As it happens, I agree with the Corner-ites’ opposition to Graham’s proposal, if not their hysteria about the ongoing Islamization of the West. But it’s worth looking a little more closely at the logic of Graham’s proposal. Graham and his close ally John McCain have frequently tried to cast themselves as a “vital center” on issues of torture and civil liberties, but in fact they have proved themselves to be reliably right-wing on these issues; in particular, Graham has been a vocal opponent of civilian trials for terror suspects and of accountability for Bush-era officials involved in the torture of detainees. His belief that the First Amendment might have to be sacrificed in the name of the war on terror is not some out-of-character lapse of cultural confidence; rather, it’s of a piece with his generally stated view that fighting terror should take precedence over civil liberties at home.

Steyn and McCarthy profess to be shocked — shocked! — that the Bill of Rights might be abridged for American citizens as a result of what’s going on “over there.” But in fact, Graham’s proposal is rather mild compared to the views of, say, John Yoo, who suggested in a notorious October 2001 memo [PDF] that the President during wartime can override the Fourth Amendment — and by implication, the entirety of the Bill of Rights — at will, provided he deems it necessary for the war effort. (Graham at least seemed to be proposing that the First Amendment should be restricted through legislation rather than presidential fiat.) Of course, Yoo’s analysis has since been repudiated by the Justice Department, and he was later reprimanded by an internal Justice Department report investigating his conduct during the Bush years. But since leaving the Bush administration he’s been welcomed with open arms by the American right — not least, National Review, which has brought him on board as a contributor along with Steyn, McCarthy, and Stuttaford. If Steyn and McCarthy, at least, have expressed any misgivings about Yoo’s analysis, I haven’t seen them. (Stuttaford is more reliably libertarian.)

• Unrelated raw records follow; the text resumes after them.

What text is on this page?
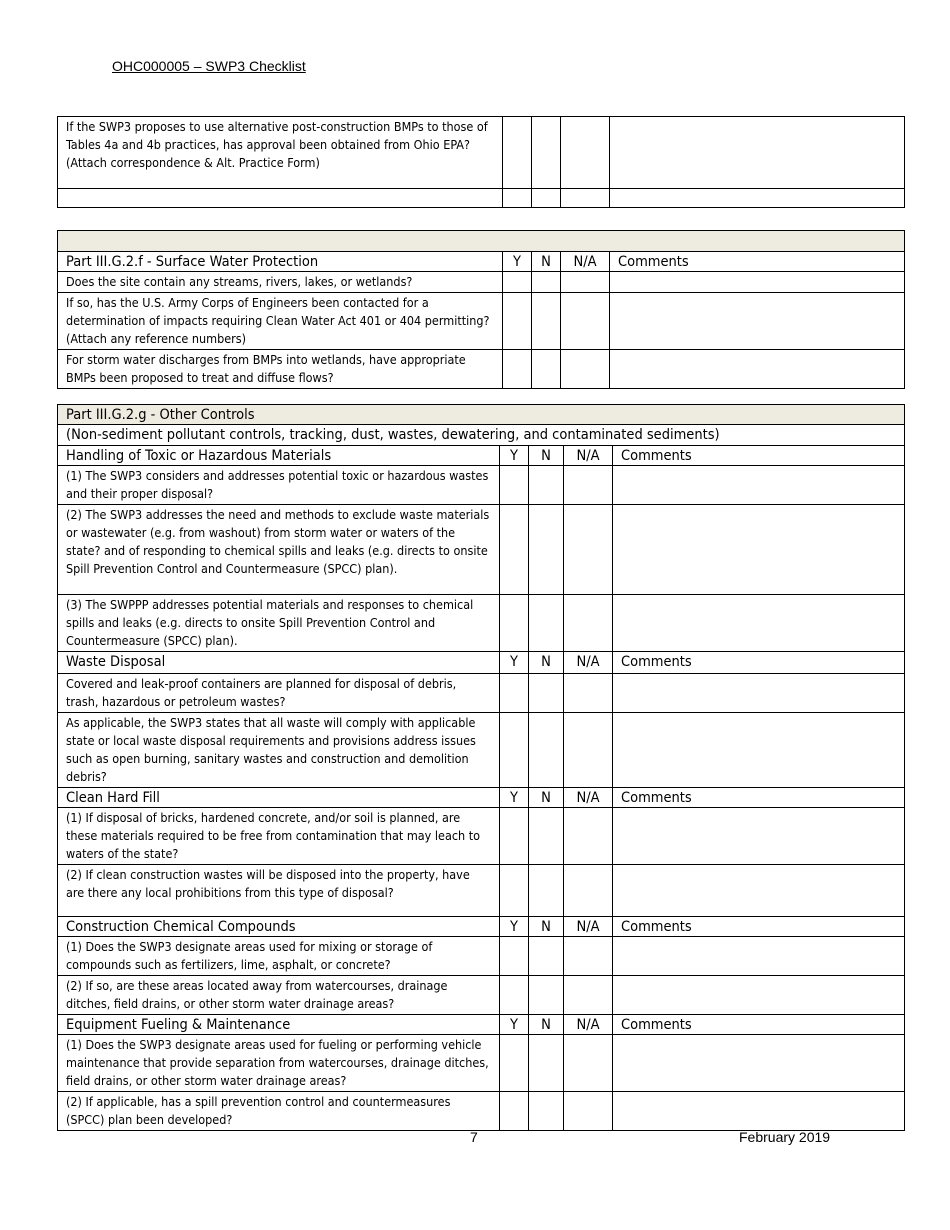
OHC000005 – SWP3 Checklist
If the SWP3 proposes to use alternative post-construction BMPs to those of Tables 4a and 4b practices, has approval been obtained from Ohio EPA? (Attach correspondence & Alt. Practice Form)				

Part III.G.2.f - Surface Water Protection	Y	N	N/A	Comments
Does the site contain any streams, rivers, lakes, or wetlands?				
If so, has the U.S. Army Corps of Engineers been contacted for a determination of impacts requiring Clean Water Act 401 or 404 permitting? (Attach any reference numbers)				
For storm water discharges from BMPs into wetlands, have appropriate BMPs been proposed to treat and diffuse flows?				
Part III.G.2.g - Other Controls				
(Non-sediment pollutant controls, tracking, dust, wastes, dewatering, and contaminated sediments)				
Handling of Toxic or Hazardous Materials	Y	N	N/A	Comments
(1) The SWP3 considers and addresses potential toxic or hazardous wastes and their proper disposal?				
(2) The SWP3 addresses the need and methods to exclude waste materials or wastewater (e.g. from washout) from storm water or waters of the state? and of responding to chemical spills and leaks (e.g. directs to onsite Spill Prevention Control and Countermeasure (SPCC) plan).				
(3) The SWPPP addresses potential materials and responses to chemical spills and leaks (e.g. directs to onsite Spill Prevention Control and Countermeasure (SPCC) plan).				
Waste Disposal	Y	N	N/A	Comments
Covered and leak-proof containers are planned for disposal of debris, trash, hazardous or petroleum wastes?				
As applicable, the SWP3 states that all waste will comply with applicable state or local waste disposal requirements and provisions address issues such as open burning, sanitary wastes and construction and demolition debris?				
Clean Hard Fill	Y	N	N/A	Comments
(1) If disposal of bricks, hardened concrete, and/or soil is planned, are these materials required to be free from contamination that may leach to waters of the state?				
(2) If clean construction wastes will be disposed into the property, have are there any local prohibitions from this type of disposal?				
Construction Chemical Compounds	Y	N	N/A	Comments
(1) Does the SWP3 designate areas used for mixing or storage of compounds such as fertilizers, lime, asphalt, or concrete?				
(2) If so, are these areas located away from watercourses, drainage ditches, field drains, or other storm water drainage areas?				
Equipment Fueling & Maintenance	Y	N	N/A	Comments
(1) Does the SWP3 designate areas used for fueling or performing vehicle maintenance that provide separation from watercourses, drainage ditches, field drains, or other storm water drainage areas?				
(2) If applicable, has a spill prevention control and countermeasures (SPCC) plan been developed?				
7	February 2019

Like much of the American right, Steyn and McCarthy seem to have no objection to rescinding the constitutional rights of American citizens provided it only happens to “them” (brown people with funny names) and not to “us” (nice, patriotic white people). They might want to consider, however, whether this is really a tenable line — or whether, as Graham’s proposal suggests, the slope is more slippery than they would allow.